Da pugliese seguivo Alessio Rega da tempo, visto l’ottimo lavoro svolto. Poi quando ho conosciuto per la prima volta Annachiara Biancardino si è creata immediatamente una certa sinergia per una corrispondenza d’interessi. Non posso che essere grato a entrambi, perché uno parla per tatuaggi e l’altro dosa la sua dolcezza.
Il tuo romanzo si intitola Il mazziere dei vinti ed è un testo a metà strada fra la narrazione diaristica e il flusso di coscienza, che tocca temi profondi e delicati, come la depressione, l’amore, la ludopatia e le prospettive dei giovani meridionali. Qual è il tuo “lettore ideale”, chi immagini perdersi nelle sue pagine?
Un lettore esigente, che vorrebbe vedere nei testi un certo tipo di pulizia linguistica e un certo tipo di raffinatezza. E poi lo desidererei coraggioso, senza la paura di scavare alcune profondità, soprattutto al suo interno.
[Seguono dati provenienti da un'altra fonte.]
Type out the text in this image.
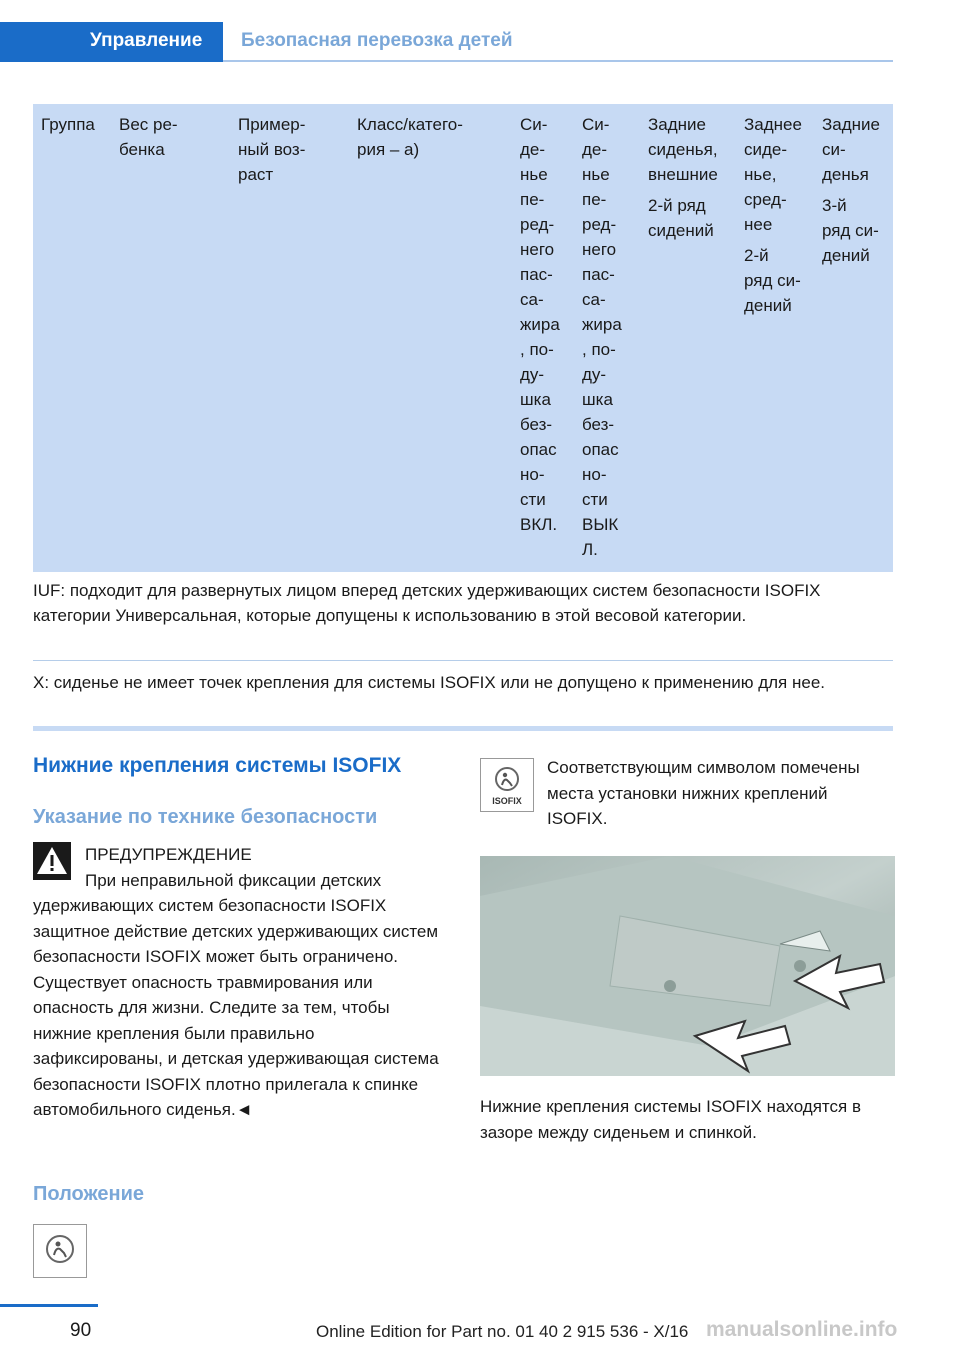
Управление Безопасная перевозка детей
Группа Вес ре-
бенка
Пример-
ный воз-
раст
Класс/катего-
рия – а)
Си-
де-
нье
пе-
ред-
него
пас-
са-
жира
, по-
ду-
шка
без-
опас
но-
сти
ВКЛ.
Си-
де-
нье
пе-
ред-
него
пас-
са-
жира
, по-
ду-
шка
без-
опас
но-
сти
ВЫК
Л.
Задние
сиденья,
внешние
2-й ряд
сидений
Заднее
сиде-
нье,
сред-
нее
2-й
ряд си-
дений
Задние
си-
денья
3-й
ряд си-
дений
IUF: подходит для развернутых лицом вперед детских удерживающих систем безопасности ISOFIX категории Универсальная, которые допущены к использованию в этой весовой категории.
X: сиденье не имеет точек крепления для системы ISOFIX или не допущено к применению для нее.
Нижние крепления системы ISOFIX
Указание по технике безопасности
ПРЕДУПРЕЖДЕНИЕ
При неправильной фиксации детских удерживающих систем безопасности ISOFIX защитное действие детских удерживающих систем безопасности ISOFIX может быть ограничено. Существует опасность травмирования или опасность для жизни. Следите за тем, чтобы нижние крепления были правильно зафиксированы, и детская удерживающая система безопасности ISOFIX плотно прилегала к спинке автомобильного сиденья.◄
Положение
ISOFIX
Соответствующим символом помечены места установки нижних креплений ISOFIX.
Нижние крепления системы ISOFIX находятся в зазоре между сиденьем и спинкой.
90	Online Edition for Part no. 01 40 2 915 536 - X/16 manualsonline.info
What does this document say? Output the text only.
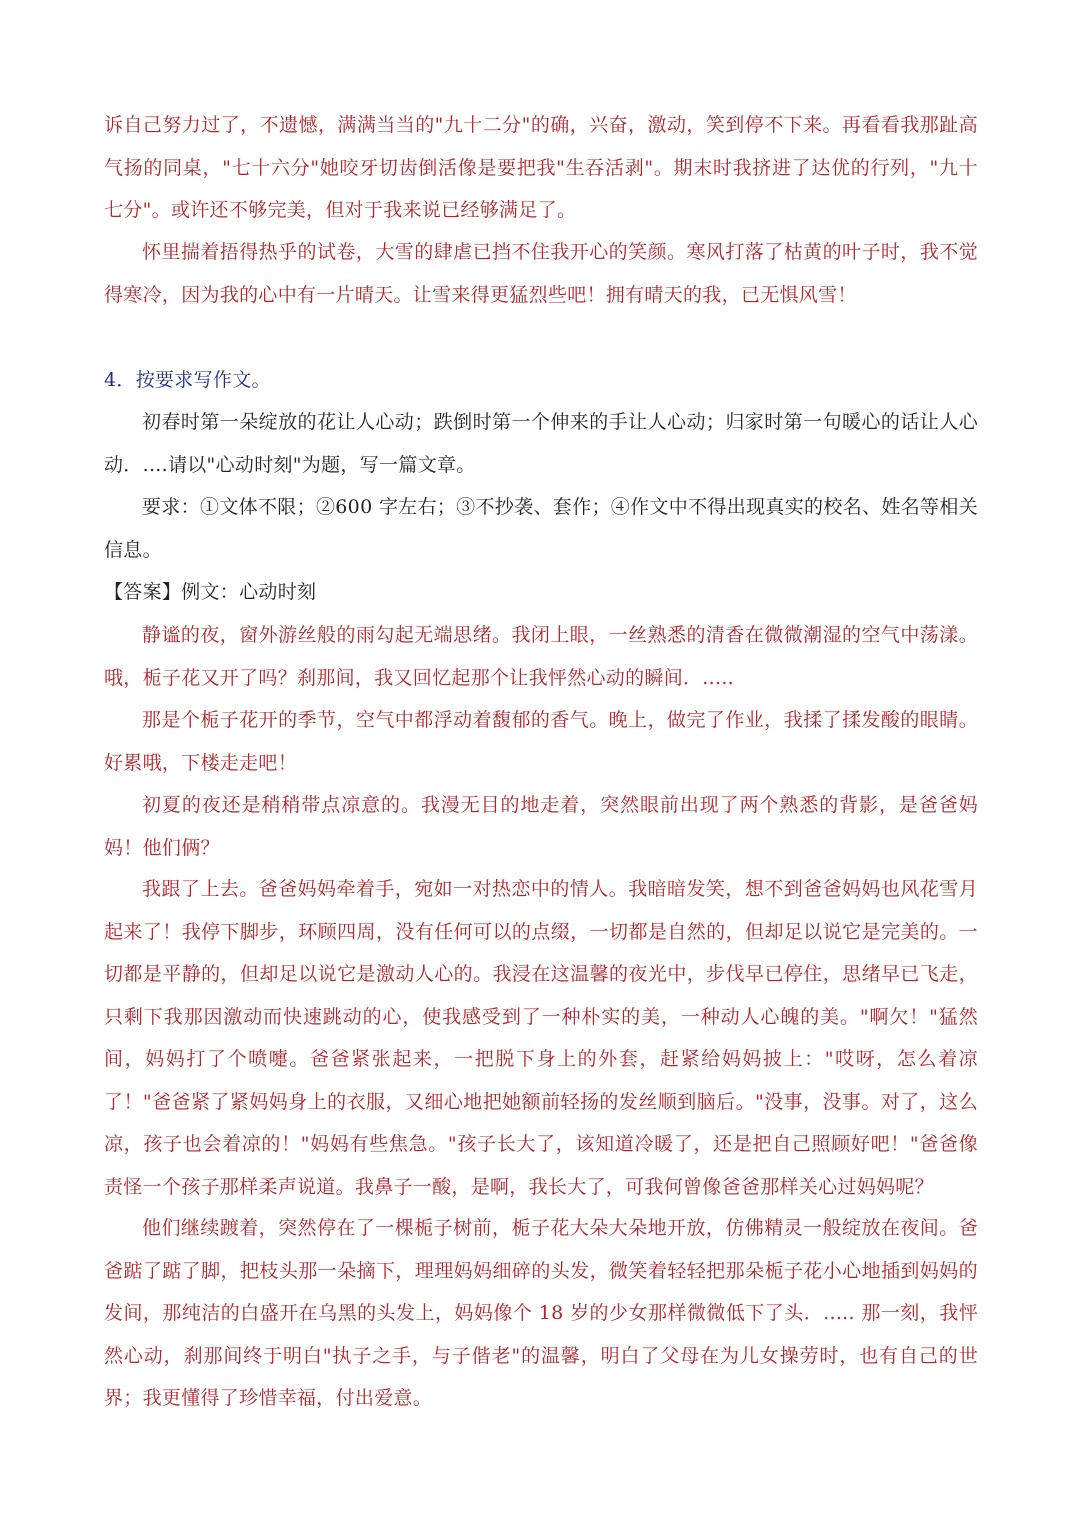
诉自己努力过了，不遗憾，满满当当的"九十二分"的确，兴奋，激动，笑到停不下来。再看看我那趾高气扬的同桌，"七十六分"她咬牙切齿倒活像是要把我"生吞活剥"。期末时我挤进了达优的行列，"九十七分"。或许还不够完美，但对于我来说已经够满足了。

怀里揣着捂得热乎的试卷，大雪的肆虐已挡不住我开心的笑颜。寒风打落了枯黄的叶子时，我不觉得寒冷，因为我的心中有一片晴天。让雪来得更猛烈些吧！拥有晴天的我，已无惧风雪！

4．按要求写作文。

初春时第一朵绽放的花让人心动；跌倒时第一个伸来的手让人心动；归家时第一句暖心的话让人心动．....请以"心动时刻"为题，写一篇文章。

要求：①文体不限；②600 字左右；③不抄袭、套作；④作文中不得出现真实的校名、姓名等相关信息。

【答案】例文：心动时刻

静谧的夜，窗外游丝般的雨勾起无端思绪。我闭上眼，一丝熟悉的清香在微微潮湿的空气中荡漾。哦，栀子花又开了吗？刹那间，我又回忆起那个让我怦然心动的瞬间．.....

那是个栀子花开的季节，空气中都浮动着馥郁的香气。晚上，做完了作业，我揉了揉发酸的眼睛。好累哦，下楼走走吧！

初夏的夜还是稍稍带点凉意的。我漫无目的地走着，突然眼前出现了两个熟悉的背影，是爸爸妈妈！他们俩？

我跟了上去。爸爸妈妈牵着手，宛如一对热恋中的情人。我暗暗发笑，想不到爸爸妈妈也风花雪月起来了！我停下脚步，环顾四周，没有任何可以的点缀，一切都是自然的，但却足以说它是完美的。一切都是平静的，但却足以说它是激动人心的。我浸在这温馨的夜光中，步伐早已停住，思绪早已飞走，只剩下我那因激动而快速跳动的心，使我感受到了一种朴实的美，一种动人心魄的美。"啊欠！"猛然间，妈妈打了个喷嚏。爸爸紧张起来，一把脱下身上的外套，赶紧给妈妈披上："哎呀，怎么着凉了！"爸爸紧了紧妈妈身上的衣服，又细心地把她额前轻扬的发丝顺到脑后。"没事，没事。对了，这么凉，孩子也会着凉的！"妈妈有些焦急。"孩子长大了，该知道冷暖了，还是把自己照顾好吧！"爸爸像责怪一个孩子那样柔声说道。我鼻子一酸，是啊，我长大了，可我何曾像爸爸那样关心过妈妈呢？

他们继续踱着，突然停在了一棵栀子树前，栀子花大朵大朵地开放，仿佛精灵一般绽放在夜间。爸爸踮了踮了脚，把枝头那一朵摘下，理理妈妈细碎的头发，微笑着轻轻把那朵栀子花小心地插到妈妈的发间，那纯洁的白盛开在乌黑的头发上，妈妈像个 18 岁的少女那样微微低下了头．..... 那一刻，我怦然心动，刹那间终于明白"执子之手，与子偕老"的温馨，明白了父母在为儿女操劳时，也有自己的世界；我更懂得了珍惜幸福，付出爱意。
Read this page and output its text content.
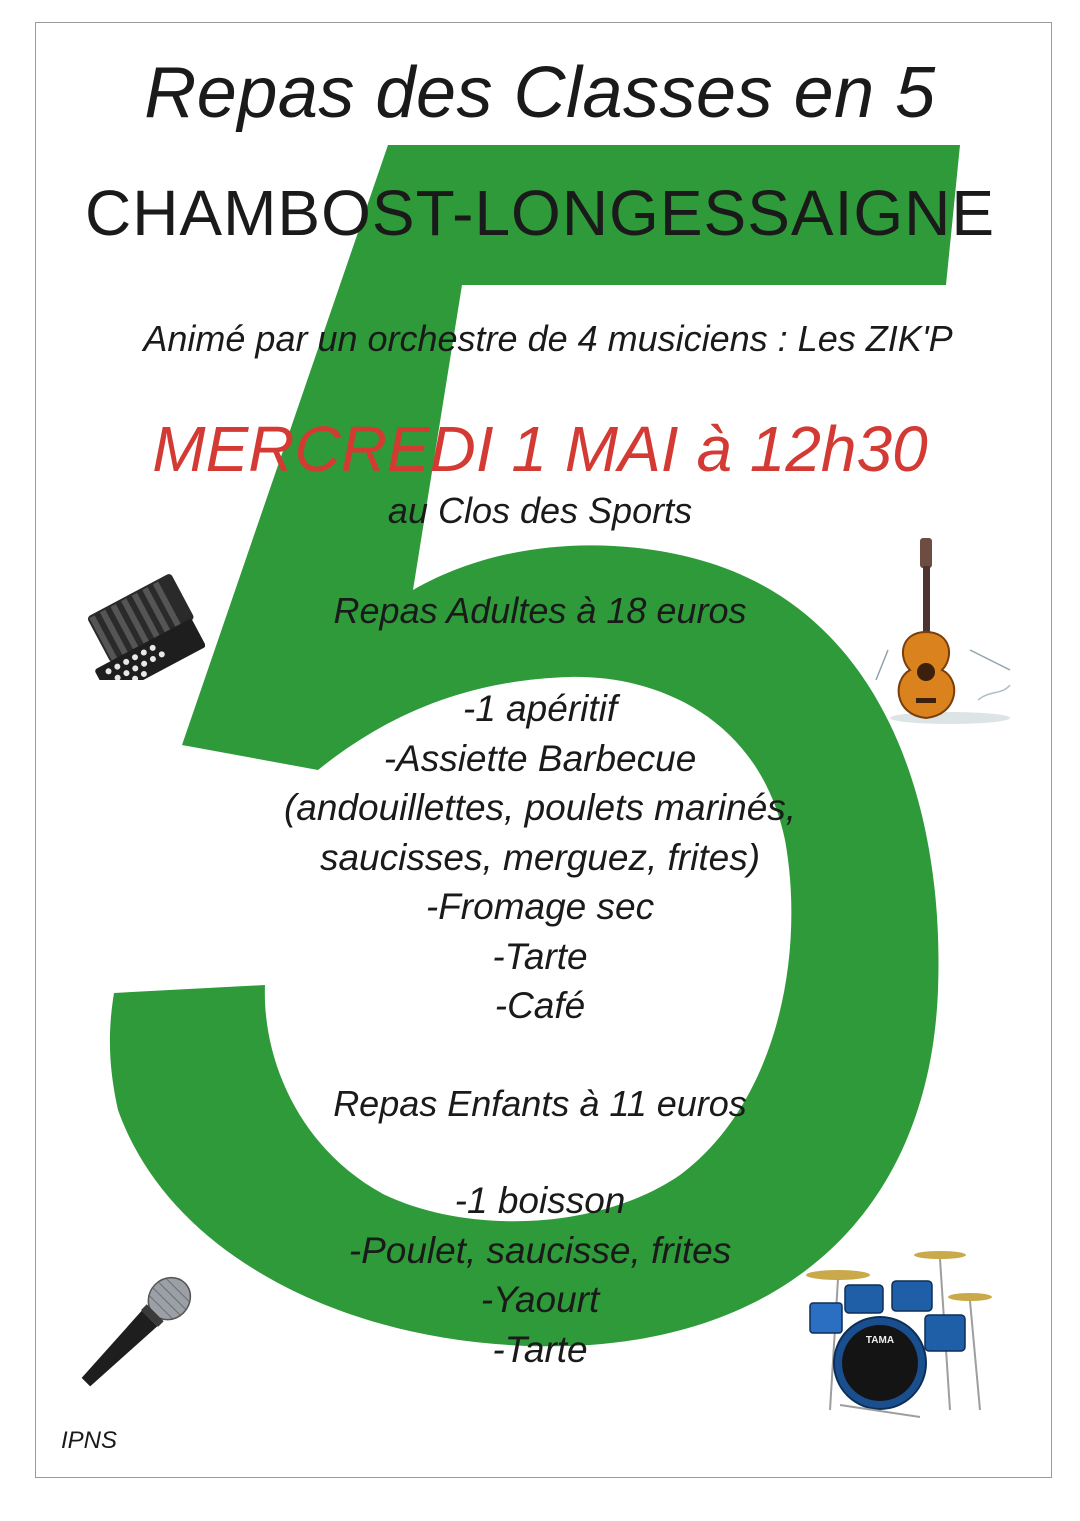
Repas des Classes en 5
CHAMBOST-LONGESSAIGNE
Animé par un orchestre de 4 musiciens : Les ZIK'P
MERCREDI 1 MAI à 12h30
au Clos des Sports
Repas Adultes à 18 euros
-1 apéritif
-Assiette Barbecue
(andouillettes, poulets marinés,
saucisses, merguez, frites)
-Fromage sec
-Tarte
-Café
Repas Enfants à 11 euros
-1 boisson
-Poulet, saucisse, frites
-Yaourt
-Tarte
IPNS
TAMA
I libri non devono essere amici di bevuta e nemmeno compagnia per una cena, devono gettare l’ancora per delle riflessioni, fermarsi sulla bocca dello stomaco quando necessario. E se proprio dovessero fare una leggera carezza, che sia dopo un turbinio, così da poter essere di vero conforto. La realtà è spietata, che lo sia anche la finzione.